Voters adopted initiatives that will amend the state constitutions of their respective states to outlaw slavery and the use of forced labor as a form of punishment.
Prison labor is no longer used in Alabama, Tennessee, or Vermont as a result of the measures. Although it was still too early to make a prediction, “yes” was leading in Oregon’s anti-slavery ballot issue.
A former slave-holding in Louisiana.
Voters in Louisiana, a state that once owned slaves, rejected Amendment 7, a ballot question that questioned whether they backed a constitutional amendment that would have outlawed the use of forced labor in the criminal justice system.

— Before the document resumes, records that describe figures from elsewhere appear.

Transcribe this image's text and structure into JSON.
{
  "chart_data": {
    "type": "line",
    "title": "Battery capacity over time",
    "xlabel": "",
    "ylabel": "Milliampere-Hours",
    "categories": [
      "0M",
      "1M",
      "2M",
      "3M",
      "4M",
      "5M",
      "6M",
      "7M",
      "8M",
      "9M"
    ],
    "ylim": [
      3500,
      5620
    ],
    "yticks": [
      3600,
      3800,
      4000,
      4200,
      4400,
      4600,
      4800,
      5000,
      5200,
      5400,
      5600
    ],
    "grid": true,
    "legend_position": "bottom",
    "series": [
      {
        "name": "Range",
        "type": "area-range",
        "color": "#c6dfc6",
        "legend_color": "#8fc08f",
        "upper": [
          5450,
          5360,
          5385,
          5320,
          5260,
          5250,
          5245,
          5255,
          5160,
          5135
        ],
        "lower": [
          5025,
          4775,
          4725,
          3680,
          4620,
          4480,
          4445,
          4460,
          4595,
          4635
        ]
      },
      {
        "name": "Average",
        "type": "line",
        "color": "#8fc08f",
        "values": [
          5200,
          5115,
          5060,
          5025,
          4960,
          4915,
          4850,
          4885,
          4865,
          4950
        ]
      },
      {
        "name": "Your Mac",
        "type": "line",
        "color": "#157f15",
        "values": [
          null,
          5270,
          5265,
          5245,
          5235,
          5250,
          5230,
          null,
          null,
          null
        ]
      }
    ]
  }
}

Anti-slavery activists, including those working to further amend the U.S. Constitution, which forbids slavery and involuntary servitude except as a form of criminal punishment, applauded the results. The 13th Amendment’s slavery provision still allows for the exploitation of low-wage labor by prisoners more than 150 years after enslaved Africans and their descendants were freed from bondage.
Prison labor is a multimillion dollar industry nowadays. Workers make pennies on the dollar in comparison. Additionally, inmates who refuse to work may be denied privileges like phone calls and family visits, as well as endure solitary confinement, all of which are harsh penalties that strangely resemble those used during antebellum slavery.
In an interview with the AP before the election, anti-slavery campaigner and executive director of the criminal justice advocacy group Worth Rises Bianca Tylek said, “The 13th Amendment didn’t actually abolish slavery — what it did was make it invisible.”